Series B: $5-20M ARR, real product, paying customers. Cost of equity: 30-50%. Cost of debt: 12-15% (venture debt with warrants). Mix: 80-90% equity. Equipment financing becomes possible (80% LTV on GPU purchases).
Series C/D: $50-200M+ ARR, proven unit economics, enterprise contracts. Cost of equity: 15-25%. Cost of debt: 8-12% (term loans, asset-backed). Mix: 60-80% equity. CoreWeave pioneered billions in GPU-backed debt at this stage.
Pre-IPO: $200M-1B+ revenue, clear profitability path. Cost of equity: 12-20%. Cost of debt: 6-9%. Mix: 40-60% equity. Convertible notes popular: lower interest (2-5%) with embedded call option. Crusoe is here now (Series E, $10B+).
Cost of equity drops dramatically: 10-15% (liquidity, transparency, diversifiability). Cost of debt: 4-7% (investment-grade bonds, commercial paper). Gap narrows but never closes — debt holders are always paid first.
Active capital management: share buybacks, debt-funded buybacks, dividend policy, credit rating management. The CFO becomes a portfolio manager optimizing the capital structure continuously.
Crusoe runs two capital structures simultaneously:
Project-finance infrastructure: Abilene’s $9.6B debt + $5B equity.

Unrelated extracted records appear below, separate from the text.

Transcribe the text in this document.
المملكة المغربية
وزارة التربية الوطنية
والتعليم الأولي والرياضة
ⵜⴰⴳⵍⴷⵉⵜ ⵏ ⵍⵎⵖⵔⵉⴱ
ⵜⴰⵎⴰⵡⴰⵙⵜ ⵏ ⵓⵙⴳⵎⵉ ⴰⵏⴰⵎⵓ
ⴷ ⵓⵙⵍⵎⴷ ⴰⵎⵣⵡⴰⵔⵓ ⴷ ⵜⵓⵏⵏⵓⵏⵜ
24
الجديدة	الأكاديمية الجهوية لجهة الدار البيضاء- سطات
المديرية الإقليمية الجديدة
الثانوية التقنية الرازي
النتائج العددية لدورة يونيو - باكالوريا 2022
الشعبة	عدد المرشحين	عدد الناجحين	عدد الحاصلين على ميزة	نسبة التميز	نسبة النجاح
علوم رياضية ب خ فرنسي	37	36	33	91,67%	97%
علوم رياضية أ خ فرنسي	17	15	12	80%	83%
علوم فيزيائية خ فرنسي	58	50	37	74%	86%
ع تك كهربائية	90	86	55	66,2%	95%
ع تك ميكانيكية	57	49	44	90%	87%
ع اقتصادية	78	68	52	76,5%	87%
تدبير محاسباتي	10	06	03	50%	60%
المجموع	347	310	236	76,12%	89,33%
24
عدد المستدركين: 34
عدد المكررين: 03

Low cost of capital, asset-heavy, contracted cash flows. Like a utility or pipeline company.
Venture-funded software: Cloud platform, managed inference. High cost of capital, asset-light, uncertain returns. Like a typical tech startup.
The PM must understand which investments belong to which bucket. Managed inference feature ($20M) → equity-funded, needs venture-scale returns. Data center with signed contract → leverage cheap debt, lower hurdle rate.